Dijelaskan lebih lanjut, keterlibatan Anwar Usman dalam memutus perkara ini diduga kuat melanggar prinsip ketidakberpihakan. Disebutkan, kecuali mengakibatkan tidak terpenuhinya korum untuk melakukan persidangan, hakim konstitusi harus mengundurkan diri dari pemeriksaan suatu perkara apabila hakim tersebut tidak dapat atau dianggap tidak dapat bersikap tak berpihak karena alasan berikut. Yakni, hakim konstitusi tersebut nyata-nyata mempunyai prasangka terhadap salah satu pihak.
“Dan, atau hakim konstitusi tersebut atau anggota keluarganya mempunyai kepentingan langsung terhadap putusan. Sementara, dalam perkara ini, terang benderang ada kaitannya dengan Gibran Rakabuming Raka, Wali Kota Solo, yang merupakan keponakan dari Yang Mulia Anwar Usman,” jelasnya.
Diketahui, Mahkamah Konstitusi (MK) mengabulkan gugatan ketentuan syarat menjadi calon presiden-calon wakil presiden (capres - cawapres) yang diajukan oleh Almas Tsaqibbirru Re A yang merupakan anak dari Presidium Masyarakat Anti Korupsi Indonesia (MAKI) Boyamin Saiman. Putusan dengan nomor gugatan 90/PUU-XXI/2023 dibacakan oleh Manahan Sitompul selaku Hakim Anggota.
Pada gugatan ini, pemohon ingin MK mengubah batas usia minimal capres-cawapres menjadi 40 tahun atau berpengalaman sebagai Kepala Daerah baik di Tingkat Provinsi maupun Kabupaten/Kota.

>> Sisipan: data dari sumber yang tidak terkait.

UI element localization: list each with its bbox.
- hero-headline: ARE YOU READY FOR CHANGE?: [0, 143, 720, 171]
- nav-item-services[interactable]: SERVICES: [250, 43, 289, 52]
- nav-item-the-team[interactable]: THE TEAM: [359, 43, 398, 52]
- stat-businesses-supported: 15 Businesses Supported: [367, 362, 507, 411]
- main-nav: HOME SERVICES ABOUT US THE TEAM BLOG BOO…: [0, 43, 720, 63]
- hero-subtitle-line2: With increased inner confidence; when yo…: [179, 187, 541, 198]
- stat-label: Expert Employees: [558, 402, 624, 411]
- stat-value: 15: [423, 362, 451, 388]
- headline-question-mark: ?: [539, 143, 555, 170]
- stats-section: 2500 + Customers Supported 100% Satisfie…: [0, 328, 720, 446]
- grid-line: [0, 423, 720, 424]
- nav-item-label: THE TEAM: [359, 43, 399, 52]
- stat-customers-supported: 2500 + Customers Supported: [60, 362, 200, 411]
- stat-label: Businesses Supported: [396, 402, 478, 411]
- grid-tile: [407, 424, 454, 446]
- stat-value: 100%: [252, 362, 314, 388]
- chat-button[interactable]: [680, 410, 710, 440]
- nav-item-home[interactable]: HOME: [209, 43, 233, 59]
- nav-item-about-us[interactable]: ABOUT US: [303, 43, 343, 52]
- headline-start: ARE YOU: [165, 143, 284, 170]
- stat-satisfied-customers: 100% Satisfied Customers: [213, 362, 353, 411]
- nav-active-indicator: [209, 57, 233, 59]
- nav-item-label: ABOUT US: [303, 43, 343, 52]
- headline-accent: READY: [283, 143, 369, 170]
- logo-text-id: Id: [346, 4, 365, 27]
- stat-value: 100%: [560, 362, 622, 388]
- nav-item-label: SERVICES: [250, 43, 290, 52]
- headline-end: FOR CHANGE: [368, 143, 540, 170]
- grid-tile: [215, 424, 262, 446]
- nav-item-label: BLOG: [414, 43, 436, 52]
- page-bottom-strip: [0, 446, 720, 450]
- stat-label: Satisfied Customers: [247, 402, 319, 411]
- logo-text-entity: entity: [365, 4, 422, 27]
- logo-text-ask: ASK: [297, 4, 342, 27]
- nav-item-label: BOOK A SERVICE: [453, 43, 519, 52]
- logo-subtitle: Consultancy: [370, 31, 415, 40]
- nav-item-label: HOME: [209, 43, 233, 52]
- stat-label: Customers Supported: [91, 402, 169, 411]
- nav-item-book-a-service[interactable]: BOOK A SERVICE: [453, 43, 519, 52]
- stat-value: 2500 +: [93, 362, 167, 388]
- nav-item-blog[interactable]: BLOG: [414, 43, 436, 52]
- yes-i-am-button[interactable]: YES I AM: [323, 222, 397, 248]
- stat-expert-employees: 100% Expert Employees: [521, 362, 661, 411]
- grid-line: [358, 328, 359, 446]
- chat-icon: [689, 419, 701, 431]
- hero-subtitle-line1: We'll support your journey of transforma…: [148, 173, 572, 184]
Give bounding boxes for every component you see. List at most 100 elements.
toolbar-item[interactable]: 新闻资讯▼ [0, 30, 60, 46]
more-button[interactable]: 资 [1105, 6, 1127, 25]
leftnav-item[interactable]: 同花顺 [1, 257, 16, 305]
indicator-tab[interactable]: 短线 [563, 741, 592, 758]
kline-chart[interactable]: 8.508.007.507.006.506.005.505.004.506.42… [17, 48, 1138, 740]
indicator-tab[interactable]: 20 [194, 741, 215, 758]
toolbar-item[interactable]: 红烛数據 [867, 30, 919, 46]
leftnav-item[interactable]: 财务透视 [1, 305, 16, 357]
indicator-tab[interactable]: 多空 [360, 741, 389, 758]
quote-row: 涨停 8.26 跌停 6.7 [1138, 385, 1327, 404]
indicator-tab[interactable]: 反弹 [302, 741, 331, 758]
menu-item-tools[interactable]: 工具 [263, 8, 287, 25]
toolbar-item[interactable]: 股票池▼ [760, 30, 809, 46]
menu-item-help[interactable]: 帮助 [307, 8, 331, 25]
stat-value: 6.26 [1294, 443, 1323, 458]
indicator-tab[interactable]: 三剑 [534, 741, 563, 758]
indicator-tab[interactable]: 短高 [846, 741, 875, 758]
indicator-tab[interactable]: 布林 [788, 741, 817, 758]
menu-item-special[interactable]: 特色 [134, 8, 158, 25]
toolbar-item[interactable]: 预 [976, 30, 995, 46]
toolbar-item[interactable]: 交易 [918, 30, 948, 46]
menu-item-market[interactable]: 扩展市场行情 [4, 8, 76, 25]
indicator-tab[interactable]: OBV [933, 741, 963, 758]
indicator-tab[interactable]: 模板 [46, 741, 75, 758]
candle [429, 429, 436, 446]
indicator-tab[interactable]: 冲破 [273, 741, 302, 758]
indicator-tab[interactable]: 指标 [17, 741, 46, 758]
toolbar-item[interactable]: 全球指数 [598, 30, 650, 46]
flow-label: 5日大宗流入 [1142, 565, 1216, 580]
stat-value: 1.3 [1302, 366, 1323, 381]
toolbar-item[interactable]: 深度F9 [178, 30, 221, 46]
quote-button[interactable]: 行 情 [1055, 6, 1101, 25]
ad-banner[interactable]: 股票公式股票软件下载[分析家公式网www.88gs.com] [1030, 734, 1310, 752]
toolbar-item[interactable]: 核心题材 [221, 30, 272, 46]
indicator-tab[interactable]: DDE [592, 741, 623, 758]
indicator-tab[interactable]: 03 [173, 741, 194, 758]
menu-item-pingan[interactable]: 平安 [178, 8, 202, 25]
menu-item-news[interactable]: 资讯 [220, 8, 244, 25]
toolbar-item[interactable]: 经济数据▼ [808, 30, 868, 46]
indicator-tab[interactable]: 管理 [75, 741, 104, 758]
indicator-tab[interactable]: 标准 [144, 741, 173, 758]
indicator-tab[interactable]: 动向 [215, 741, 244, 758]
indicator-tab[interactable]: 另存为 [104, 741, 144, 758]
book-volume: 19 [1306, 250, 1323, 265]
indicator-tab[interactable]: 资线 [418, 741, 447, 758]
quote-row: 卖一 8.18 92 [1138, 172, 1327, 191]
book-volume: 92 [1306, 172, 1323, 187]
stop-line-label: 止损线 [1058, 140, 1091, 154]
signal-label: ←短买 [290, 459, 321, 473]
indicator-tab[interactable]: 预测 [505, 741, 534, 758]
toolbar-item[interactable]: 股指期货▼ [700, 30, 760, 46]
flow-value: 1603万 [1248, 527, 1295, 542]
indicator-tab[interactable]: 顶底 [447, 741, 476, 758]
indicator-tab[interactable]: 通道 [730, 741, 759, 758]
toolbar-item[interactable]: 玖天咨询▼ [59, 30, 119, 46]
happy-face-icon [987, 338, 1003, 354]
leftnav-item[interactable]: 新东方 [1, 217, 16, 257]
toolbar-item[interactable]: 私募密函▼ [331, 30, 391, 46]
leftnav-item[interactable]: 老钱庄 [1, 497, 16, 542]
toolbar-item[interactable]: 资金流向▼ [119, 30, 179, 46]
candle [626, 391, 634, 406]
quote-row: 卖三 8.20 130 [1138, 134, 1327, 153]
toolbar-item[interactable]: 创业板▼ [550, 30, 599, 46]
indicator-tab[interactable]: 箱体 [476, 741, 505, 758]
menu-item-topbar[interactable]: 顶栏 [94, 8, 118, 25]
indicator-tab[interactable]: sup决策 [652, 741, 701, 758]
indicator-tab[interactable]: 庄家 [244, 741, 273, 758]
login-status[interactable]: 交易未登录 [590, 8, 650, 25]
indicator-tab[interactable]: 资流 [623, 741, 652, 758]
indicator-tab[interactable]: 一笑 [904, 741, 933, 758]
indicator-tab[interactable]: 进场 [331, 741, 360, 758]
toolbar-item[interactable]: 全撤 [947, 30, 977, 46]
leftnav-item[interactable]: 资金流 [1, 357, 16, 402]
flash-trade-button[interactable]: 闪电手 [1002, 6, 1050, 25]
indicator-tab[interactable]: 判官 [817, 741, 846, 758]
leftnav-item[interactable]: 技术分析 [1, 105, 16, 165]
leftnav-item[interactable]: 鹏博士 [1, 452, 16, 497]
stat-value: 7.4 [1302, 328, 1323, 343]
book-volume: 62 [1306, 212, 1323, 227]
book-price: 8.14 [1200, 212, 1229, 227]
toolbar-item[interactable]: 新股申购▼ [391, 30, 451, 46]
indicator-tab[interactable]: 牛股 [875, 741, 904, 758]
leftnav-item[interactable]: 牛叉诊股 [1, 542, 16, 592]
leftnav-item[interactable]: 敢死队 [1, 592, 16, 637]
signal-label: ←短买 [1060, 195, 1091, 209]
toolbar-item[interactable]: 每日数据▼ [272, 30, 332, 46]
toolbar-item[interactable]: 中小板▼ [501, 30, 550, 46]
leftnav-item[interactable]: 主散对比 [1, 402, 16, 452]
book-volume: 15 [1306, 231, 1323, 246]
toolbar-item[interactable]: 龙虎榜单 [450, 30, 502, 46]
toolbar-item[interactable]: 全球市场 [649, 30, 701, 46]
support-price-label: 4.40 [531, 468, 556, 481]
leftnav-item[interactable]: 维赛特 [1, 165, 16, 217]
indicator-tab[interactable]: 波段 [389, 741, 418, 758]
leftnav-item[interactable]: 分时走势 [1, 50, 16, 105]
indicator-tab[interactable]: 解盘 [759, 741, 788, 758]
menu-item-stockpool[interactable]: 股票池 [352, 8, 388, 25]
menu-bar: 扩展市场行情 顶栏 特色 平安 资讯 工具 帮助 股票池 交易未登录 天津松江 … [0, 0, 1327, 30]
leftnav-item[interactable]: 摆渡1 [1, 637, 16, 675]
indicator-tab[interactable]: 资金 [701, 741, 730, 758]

Atas putusan MK ini, seseorang yang pernah menjabat sebagai kepala daerah atau pejabat negara lainnya yang dipilih melalui pemilu bisa mencalonkan diri sebagai presiden atau wakil presiden meski berusia di bawah 40 tahun.
Sementara, alasan Almas Tsaqibbirru Re A mengajukan gugatan karena mengaku sebagai fans dari Wali Kota Solo, Gibran Rakabuming Raka. Kebetulan, Almas merupakan mahasiswa yang berkuliah di Solo, tempat di mana Presiden Jokowi dan Gibran, serta istri Anwar Usman, berasal. Dan ayah dari penggugat, dikenal dekat dengan keluarga Jokowi.